EXPRESSION OF THE CHLAMYDIA-TRACHOMATIS MAJOR OUTER-MEMBRANE PROTEIN-ENCODING GENE IN ESCHERICHIA-COLI - ROLE OF THE 3' END IN MESSENGER-RNA STABILITY

The major outer membrane protein (MOMP)-encoding gene (ompl) of Chlamydia trachomatis has been cloned into Escherichia coli and partially sequenced. This recombinant gene expresses a full-length 40-kDa product, which is recognized by a monoclonal antibody directed against the species-specific epitope of MOMP. The recombinant ompl is expressed in either insertion orientation, indicating that it utilizes its own promoter system. The endogenous ompl promoter possesses a relatively low activity despite the high level of MOMP expression. Deletion of a 520-bp fragment at the 3′ end encoding 39 amino acids (aa) at the C terminus and the remainder of the noncoding region leads to a significant decrease in mRNA stability and loss of protein synthesis. When the MOMP-encoding plasmid was introduced into E. coli minicells, it expressed 40- and 43-kDa proteins; however, inhibition of post-translational processing by ethanol revealed only a 43-kDa protein.
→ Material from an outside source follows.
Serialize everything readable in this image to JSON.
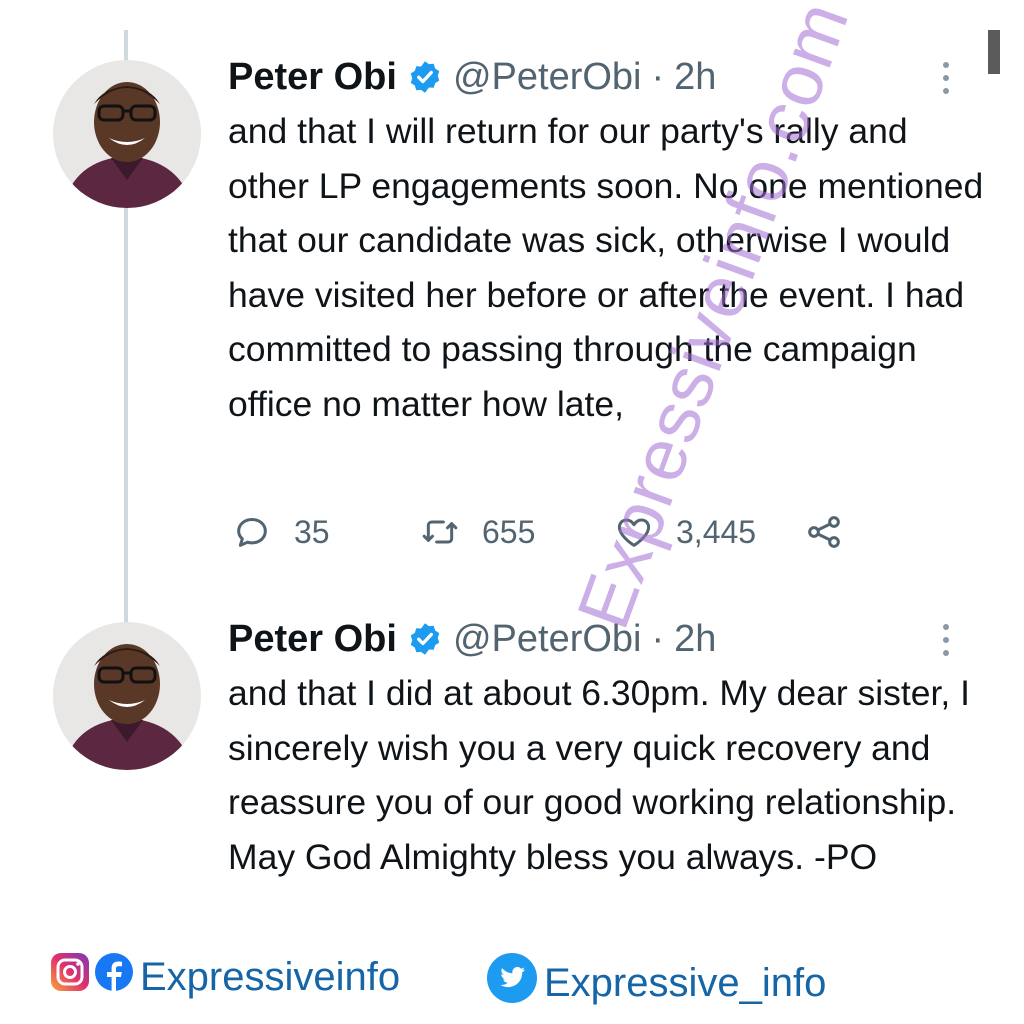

These data indicate that the unprocessed ompl gene product contains a 22-aa leader sequence which is cleaved during translocation to the outer membrane, to yield a processed 40-kDa protein. The recombinant MOMP was localized to the outer membrane E. coli fraction, comparable to the location of the native C. trachomatis protein. © 1990.